Beyond the Individual: Collective Efficacy

There  are  several  different  types  of  efficacy  in sporting  contexts.  One  such  belief  that  is  very different  from  the  PA  domain  is  the  construct  of collective  efficacy  (CE).  This  is  the  group’s  confidence  in  its  ability  to  achieve  a  certain  goal  or perform  a  certain  task.  CE  affects  how  much effort  team  members  exert  in  team  activities.  It also plays a role in determining how long a member is willing to continue belonging to a group or team.  CE  has  been  related  to  team  performance, even after controlling for past performance. Thus, building CE in a team may be a way to improve performance. CE can be enhanced using the same methods that are used to enhance individual efficacy, as long as they pertain to the team’s performance and goals.

References:

  1. Ashford, S., Edmunds, J., & French, D. P. (2010).

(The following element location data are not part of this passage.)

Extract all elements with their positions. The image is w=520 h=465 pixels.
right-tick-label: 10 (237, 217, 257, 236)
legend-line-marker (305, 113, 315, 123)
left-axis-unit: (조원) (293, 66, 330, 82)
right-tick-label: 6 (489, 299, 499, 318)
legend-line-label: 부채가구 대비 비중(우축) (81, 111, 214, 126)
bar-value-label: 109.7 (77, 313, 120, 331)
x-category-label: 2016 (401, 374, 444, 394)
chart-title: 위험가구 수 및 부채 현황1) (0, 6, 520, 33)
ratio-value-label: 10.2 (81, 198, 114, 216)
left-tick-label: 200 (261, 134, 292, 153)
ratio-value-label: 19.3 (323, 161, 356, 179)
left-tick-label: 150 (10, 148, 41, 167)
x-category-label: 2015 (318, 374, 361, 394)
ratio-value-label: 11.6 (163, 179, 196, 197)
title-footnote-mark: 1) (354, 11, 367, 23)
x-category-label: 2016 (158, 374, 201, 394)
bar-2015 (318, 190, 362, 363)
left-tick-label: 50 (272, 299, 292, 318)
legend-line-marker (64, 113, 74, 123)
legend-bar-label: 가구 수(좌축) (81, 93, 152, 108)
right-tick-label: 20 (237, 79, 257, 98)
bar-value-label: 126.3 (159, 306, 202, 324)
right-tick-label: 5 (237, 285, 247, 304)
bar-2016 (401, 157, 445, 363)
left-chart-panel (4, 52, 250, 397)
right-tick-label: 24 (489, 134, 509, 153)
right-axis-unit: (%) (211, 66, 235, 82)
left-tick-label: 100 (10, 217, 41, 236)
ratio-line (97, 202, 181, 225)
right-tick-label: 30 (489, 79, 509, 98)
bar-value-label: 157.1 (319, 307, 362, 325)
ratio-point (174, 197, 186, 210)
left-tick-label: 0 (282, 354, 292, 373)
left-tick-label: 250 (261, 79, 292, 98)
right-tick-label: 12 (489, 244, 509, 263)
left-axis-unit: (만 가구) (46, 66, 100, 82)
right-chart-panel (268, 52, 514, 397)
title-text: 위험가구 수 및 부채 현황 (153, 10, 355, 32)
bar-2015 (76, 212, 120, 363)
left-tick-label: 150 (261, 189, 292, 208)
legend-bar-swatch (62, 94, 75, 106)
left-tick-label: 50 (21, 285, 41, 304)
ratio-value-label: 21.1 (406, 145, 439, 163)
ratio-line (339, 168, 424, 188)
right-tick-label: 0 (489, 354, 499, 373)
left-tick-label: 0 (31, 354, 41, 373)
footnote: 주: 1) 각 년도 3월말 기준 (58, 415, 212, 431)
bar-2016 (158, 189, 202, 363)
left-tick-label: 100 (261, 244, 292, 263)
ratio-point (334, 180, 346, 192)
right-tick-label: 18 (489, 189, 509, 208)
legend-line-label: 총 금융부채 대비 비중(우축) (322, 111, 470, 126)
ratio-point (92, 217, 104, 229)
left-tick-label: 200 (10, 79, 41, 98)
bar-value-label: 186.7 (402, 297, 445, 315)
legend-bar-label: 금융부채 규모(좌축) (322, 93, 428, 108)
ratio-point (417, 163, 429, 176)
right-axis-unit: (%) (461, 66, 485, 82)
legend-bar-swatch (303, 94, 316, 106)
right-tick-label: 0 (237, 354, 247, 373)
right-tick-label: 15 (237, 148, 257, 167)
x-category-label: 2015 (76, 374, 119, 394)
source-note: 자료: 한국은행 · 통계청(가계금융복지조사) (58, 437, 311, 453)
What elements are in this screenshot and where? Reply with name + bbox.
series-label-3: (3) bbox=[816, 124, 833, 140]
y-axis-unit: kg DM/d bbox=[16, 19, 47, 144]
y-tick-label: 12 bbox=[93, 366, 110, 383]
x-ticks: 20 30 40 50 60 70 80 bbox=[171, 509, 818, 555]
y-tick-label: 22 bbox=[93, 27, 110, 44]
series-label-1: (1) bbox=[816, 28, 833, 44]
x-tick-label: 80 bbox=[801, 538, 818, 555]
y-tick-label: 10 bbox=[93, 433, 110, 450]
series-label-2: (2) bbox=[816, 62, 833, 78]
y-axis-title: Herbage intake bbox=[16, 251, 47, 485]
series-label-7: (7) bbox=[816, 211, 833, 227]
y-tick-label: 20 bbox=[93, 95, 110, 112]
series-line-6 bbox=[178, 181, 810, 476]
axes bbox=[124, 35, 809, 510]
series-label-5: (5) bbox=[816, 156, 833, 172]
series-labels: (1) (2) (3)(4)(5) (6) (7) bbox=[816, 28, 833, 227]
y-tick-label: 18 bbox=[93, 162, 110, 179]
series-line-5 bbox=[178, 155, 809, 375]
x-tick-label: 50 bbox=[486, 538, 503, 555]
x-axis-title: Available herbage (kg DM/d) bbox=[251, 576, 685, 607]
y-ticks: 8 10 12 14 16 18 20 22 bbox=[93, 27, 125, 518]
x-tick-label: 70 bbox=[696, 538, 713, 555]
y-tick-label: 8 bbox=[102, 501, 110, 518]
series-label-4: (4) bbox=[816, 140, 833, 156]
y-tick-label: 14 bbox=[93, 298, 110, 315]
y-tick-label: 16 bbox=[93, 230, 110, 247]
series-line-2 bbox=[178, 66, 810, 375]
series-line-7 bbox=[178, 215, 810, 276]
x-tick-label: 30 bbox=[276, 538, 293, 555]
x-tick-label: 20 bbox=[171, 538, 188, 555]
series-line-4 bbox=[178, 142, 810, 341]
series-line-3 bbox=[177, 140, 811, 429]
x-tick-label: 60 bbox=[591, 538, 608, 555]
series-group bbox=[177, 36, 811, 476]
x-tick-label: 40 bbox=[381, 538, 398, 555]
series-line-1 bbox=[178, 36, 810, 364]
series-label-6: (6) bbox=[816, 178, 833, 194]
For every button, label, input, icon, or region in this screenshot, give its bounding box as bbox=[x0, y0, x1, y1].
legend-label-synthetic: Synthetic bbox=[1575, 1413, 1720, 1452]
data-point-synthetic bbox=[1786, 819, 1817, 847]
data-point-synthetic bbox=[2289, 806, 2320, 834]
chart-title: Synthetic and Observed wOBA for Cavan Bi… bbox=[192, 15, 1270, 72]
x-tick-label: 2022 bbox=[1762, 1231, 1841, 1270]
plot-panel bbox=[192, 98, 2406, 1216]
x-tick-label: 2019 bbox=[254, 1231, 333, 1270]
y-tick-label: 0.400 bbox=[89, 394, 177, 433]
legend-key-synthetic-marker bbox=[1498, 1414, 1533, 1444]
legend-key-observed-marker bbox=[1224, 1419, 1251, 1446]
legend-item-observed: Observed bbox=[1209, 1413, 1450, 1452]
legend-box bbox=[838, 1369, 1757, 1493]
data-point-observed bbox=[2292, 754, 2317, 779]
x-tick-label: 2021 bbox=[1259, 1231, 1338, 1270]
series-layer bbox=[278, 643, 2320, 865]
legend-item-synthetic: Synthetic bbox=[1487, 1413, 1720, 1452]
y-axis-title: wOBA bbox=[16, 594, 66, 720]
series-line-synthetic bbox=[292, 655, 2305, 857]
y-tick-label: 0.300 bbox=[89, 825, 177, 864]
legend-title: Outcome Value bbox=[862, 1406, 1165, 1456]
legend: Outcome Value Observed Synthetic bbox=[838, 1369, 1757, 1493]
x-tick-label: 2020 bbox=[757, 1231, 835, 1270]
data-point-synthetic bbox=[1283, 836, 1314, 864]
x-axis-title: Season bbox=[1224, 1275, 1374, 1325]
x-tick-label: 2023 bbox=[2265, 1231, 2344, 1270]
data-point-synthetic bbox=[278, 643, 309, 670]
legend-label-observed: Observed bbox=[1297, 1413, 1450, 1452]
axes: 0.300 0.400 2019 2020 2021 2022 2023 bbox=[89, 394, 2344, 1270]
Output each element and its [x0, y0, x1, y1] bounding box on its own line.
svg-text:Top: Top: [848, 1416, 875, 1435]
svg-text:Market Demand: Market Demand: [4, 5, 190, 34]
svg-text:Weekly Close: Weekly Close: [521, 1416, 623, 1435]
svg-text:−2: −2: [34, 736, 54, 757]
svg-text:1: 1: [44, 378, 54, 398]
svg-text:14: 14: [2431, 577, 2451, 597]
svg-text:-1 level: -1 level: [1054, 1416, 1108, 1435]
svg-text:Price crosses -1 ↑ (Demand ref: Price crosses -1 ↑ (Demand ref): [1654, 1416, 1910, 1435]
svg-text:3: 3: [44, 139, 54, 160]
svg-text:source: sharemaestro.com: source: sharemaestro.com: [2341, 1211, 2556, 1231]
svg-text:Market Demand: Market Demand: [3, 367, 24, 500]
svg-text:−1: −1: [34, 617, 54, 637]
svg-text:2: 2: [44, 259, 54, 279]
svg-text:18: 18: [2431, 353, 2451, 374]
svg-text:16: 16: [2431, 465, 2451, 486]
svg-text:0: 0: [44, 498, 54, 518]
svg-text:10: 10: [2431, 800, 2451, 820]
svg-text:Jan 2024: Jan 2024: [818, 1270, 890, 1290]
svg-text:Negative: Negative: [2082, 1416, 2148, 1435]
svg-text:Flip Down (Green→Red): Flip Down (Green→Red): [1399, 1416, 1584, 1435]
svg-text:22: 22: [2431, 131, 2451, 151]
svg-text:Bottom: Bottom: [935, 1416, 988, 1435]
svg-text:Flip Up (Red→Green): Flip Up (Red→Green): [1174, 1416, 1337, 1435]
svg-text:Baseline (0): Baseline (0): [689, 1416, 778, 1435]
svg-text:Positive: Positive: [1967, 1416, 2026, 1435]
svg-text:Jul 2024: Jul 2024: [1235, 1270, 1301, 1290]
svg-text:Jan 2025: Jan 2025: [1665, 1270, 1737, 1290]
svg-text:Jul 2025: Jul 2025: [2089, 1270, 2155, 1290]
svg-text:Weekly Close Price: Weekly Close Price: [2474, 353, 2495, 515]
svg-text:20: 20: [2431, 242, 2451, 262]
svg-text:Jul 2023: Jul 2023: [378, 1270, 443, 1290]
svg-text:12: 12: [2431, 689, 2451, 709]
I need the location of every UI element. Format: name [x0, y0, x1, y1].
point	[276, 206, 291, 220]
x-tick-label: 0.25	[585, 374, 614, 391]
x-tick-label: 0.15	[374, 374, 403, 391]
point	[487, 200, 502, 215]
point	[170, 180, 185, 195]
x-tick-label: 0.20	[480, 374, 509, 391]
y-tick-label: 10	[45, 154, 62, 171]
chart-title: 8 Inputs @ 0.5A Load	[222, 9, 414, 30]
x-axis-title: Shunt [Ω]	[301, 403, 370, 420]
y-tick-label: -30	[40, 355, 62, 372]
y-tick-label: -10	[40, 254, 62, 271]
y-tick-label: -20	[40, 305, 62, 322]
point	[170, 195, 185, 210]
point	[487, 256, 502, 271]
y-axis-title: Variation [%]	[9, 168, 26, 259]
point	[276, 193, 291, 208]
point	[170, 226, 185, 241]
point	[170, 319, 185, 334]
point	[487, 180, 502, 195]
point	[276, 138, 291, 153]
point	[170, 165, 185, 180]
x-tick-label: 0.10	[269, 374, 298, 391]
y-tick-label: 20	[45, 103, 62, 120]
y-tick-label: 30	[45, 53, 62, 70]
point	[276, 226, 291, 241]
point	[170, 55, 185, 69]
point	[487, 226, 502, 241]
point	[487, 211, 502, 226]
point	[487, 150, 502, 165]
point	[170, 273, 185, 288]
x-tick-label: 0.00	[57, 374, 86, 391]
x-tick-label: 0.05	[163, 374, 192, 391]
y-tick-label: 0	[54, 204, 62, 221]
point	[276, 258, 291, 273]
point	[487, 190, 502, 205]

What is the best way to change self-efficacy to promote lifestyle and recreational physical activity? A systematic review with meta-analysis. British Journal of Health Psychology, 15, 265–288.
  2. Bandura, A. (1986). Social foundations of thought and action: A social cognitive theory. Englewood Cliffs, NJ: Prentice Hall.
  3. Bandura, A. (1991). Social cognitive theory of self-regulation . Organizational Behavior and Human Decision Processes, 50, 248–287.
  4. Bandura, A. (1997). Self-efficacy: The exercise of control. New York: W. H. Freeman.
  5. Bandura, A. (2004). Health promotion by social cognitive means. Health Education & Behavior, 31(2), 143–164.
  6. Feltz, D. L., Short, S. E., & Sullivan, P. J. (2008). Selfefficacy in sport. Champaign, IL: Human Kinetics.
  7. Williams, D. M., Anderson, E. S., & Winett, R. A. (2005). A review of the outcome expectancy construct in physical activity research. Annals of Behavioral Medicine, 29(1), 70–79.
  8. Williams, S. L., & French, D. P. (2011). What are the most effective intervention techniques for changing physical activity self-efficacy and physical activity behavior—and are they the same? Health Education Research, 26(2), 308–322.